Photographs by Abdel Kareem Hana
“I just want to feel safe,” said Abu Ali from his makeshift couch in an al fresco sitting room in the Gaza City neighborhood of Shujaiya. The wish is as simple as it is elusive for Abu Ali and nearly everyone else in #Gaza. I’ve heard the phrase repeated again and again over the last week – from refugee camps to the vegetable market; from offices, living rooms, restaurants and hotels; from the beach and the harbor.
“I just want to feel safe.”
For Abu Ali, living near the Israeli border in Shujaiya turns that wish into a mocking fantasy. As we spoke, an Israeli drone buzzed overhead – often a harbinger of another rocket attack.
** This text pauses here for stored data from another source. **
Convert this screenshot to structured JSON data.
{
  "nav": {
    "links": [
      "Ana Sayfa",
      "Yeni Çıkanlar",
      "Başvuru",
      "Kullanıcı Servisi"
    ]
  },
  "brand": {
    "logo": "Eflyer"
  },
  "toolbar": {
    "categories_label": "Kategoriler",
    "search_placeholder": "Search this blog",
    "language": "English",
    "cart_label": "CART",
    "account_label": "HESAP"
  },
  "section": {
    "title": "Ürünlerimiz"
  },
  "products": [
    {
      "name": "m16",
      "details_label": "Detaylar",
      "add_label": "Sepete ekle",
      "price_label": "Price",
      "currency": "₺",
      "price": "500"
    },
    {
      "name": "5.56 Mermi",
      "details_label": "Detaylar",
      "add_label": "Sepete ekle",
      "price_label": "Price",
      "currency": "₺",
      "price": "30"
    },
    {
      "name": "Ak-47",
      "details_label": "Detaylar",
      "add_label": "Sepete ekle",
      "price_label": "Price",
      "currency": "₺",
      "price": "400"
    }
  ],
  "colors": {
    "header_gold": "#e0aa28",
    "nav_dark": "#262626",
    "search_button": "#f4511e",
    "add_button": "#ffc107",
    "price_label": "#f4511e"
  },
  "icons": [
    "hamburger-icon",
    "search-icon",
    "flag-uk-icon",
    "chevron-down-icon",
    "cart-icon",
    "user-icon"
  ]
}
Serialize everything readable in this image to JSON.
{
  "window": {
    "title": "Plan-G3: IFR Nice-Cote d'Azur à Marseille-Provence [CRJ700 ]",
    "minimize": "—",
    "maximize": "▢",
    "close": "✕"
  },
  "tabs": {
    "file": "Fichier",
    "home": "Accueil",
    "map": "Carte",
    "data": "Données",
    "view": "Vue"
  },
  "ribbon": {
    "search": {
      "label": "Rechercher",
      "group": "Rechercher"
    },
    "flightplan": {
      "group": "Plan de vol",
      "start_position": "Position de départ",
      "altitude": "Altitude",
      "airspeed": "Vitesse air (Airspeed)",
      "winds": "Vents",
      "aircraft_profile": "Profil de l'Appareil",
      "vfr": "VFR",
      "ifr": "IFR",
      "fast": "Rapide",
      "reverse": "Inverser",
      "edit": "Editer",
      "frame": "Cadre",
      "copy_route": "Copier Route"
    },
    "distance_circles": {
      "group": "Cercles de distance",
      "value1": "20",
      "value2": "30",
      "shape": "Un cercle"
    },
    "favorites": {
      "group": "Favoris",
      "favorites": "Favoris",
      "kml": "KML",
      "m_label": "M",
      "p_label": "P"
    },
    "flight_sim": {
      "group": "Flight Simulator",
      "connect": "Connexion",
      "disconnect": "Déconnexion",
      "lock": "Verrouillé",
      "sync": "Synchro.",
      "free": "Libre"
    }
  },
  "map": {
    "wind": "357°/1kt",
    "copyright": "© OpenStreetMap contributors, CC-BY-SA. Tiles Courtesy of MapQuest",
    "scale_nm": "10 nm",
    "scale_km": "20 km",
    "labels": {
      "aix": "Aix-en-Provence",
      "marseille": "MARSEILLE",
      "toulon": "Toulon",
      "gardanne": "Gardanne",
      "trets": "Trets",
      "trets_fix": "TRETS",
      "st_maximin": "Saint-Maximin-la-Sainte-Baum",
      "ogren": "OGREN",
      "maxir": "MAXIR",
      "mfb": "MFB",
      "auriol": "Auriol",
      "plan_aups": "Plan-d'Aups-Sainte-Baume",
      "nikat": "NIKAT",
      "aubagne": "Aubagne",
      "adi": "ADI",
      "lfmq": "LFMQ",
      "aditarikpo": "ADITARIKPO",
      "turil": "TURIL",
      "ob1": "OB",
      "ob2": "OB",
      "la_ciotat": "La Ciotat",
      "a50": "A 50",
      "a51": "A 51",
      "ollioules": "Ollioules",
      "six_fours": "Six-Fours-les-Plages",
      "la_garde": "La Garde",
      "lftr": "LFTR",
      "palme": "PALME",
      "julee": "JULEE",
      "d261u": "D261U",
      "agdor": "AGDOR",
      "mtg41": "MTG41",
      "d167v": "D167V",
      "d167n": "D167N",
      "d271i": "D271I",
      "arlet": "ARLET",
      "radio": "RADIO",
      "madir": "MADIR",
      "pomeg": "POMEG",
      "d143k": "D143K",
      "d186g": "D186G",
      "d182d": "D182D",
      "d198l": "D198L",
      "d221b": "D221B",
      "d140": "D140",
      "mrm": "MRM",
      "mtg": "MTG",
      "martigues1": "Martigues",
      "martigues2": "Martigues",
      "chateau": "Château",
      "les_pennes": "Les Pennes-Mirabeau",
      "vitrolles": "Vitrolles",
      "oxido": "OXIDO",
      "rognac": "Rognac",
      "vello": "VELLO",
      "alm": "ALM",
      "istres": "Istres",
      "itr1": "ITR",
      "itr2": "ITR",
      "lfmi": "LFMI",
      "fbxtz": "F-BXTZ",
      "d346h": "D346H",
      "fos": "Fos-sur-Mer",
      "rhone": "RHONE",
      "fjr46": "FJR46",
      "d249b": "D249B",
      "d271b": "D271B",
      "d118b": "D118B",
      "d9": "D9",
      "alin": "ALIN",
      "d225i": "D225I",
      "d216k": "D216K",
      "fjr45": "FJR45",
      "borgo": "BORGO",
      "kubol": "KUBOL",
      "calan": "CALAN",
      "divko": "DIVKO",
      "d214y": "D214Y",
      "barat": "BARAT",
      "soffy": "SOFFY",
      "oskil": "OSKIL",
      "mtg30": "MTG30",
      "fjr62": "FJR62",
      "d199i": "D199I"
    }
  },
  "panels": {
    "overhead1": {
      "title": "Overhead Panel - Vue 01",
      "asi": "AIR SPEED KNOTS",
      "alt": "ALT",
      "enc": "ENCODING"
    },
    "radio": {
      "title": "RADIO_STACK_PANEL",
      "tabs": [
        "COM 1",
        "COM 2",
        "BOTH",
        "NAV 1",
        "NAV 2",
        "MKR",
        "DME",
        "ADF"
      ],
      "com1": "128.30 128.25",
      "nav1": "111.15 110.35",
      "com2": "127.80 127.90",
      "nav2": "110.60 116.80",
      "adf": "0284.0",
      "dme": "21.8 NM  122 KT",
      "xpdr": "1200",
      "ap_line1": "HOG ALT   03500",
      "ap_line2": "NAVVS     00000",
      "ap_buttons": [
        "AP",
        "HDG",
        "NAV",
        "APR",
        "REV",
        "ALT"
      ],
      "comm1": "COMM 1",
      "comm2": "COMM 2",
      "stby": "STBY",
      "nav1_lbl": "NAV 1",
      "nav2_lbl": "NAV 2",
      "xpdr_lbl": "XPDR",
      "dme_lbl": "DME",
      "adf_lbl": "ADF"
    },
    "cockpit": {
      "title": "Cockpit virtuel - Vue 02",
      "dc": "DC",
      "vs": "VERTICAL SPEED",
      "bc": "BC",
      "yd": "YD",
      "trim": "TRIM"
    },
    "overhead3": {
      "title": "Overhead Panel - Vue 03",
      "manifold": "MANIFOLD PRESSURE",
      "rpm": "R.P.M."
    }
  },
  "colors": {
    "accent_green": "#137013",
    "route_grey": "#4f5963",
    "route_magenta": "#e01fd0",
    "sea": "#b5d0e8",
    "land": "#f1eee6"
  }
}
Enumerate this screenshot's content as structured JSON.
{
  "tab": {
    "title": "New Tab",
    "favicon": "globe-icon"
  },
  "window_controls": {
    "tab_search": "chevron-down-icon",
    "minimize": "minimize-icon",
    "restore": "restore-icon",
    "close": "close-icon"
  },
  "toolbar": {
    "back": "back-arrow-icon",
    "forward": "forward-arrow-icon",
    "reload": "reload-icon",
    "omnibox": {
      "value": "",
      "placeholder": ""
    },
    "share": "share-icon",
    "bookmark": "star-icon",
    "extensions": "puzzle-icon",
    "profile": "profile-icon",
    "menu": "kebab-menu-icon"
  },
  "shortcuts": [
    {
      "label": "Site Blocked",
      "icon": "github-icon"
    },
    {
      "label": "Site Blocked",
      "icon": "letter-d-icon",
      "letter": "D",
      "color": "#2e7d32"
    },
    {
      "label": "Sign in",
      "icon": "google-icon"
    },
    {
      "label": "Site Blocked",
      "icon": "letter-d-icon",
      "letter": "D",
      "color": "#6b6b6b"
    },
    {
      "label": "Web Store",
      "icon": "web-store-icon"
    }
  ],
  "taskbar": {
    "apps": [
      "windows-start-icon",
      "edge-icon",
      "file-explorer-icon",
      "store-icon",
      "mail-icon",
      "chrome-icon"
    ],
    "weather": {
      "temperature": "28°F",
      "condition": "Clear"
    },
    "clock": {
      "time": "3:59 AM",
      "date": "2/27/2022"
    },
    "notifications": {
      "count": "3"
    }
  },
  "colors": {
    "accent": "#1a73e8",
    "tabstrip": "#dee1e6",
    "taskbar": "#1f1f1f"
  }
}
In 2014 Israel leveled a blocks-long section of Shujaiya with 7000 shells in barely an hour. It was an attack so devastating that a retired American general declared, “Holy bejeezus!” He called the rate of fire “astonishing” and “absolutely disproportionate.”
During that war, “I got a call from the Israeli shabak [intelligence], saying, ‘You must leave this area,’” recalled Abu Ali, sitting in the filtered morning light beneath a lattice of grape leaves. Clucking chickens in his vegetable garden can’t quite drown out the sound of the drone. After the Israeli warning, Abu Ali started to move his family to his brother-in-law’s house, but as they left, he recalls, they came under shell fire from Israeli tanks. Eventually, they reached the relative’s house, where they lived for weeks, 50 people in two rooms.
Months after the 2014 war, Abu Ali finallly returned to discover his home – the one he saved to build by working construction in Israel for 30 years – completely destroyed. Over the next year, with funds donated from Saudi Arabia, he rebuilt it, adorning his front entrance with repurposed leftover tank shells. He fears for the next attack. “I want to feel safe. I want to sleep well. I don’t feel relaxed here in my home. Nobody can stop the Israeli attacks. Who pays with their blood? The people.”
The level of death, crippling injury, lasting trauma, sudden homelessness and nonstop fear is difficult to comprehend, much less calculate, outside of a war zone like Gaza. The broader casualty numbers are familiar to anyone who follows the story closely, but what floors me on this trip is learning how much loss individual families endured. One Gazan, now in Ramallah, lost 37 members of her family in the 2014 war. Not a typo. Thirty-seven, including seven young men in a single bombing. “They were not part of any militant organization,” said Tahani Abu Daqqa, former Minister of Culture for the Palestinian Authority; they were just young Palestinian men. Abu Daqqa tells me Israeli rockets also destroyed her Gaza home, even though, after Israeli warnings, it was empty and the neighborhood abandoned. As we spoke her phone kept lighting up and emitting little dings: updates on the evening’s killings from the ongoing Israeli attacks in Gaza, including a 14-year-old boy.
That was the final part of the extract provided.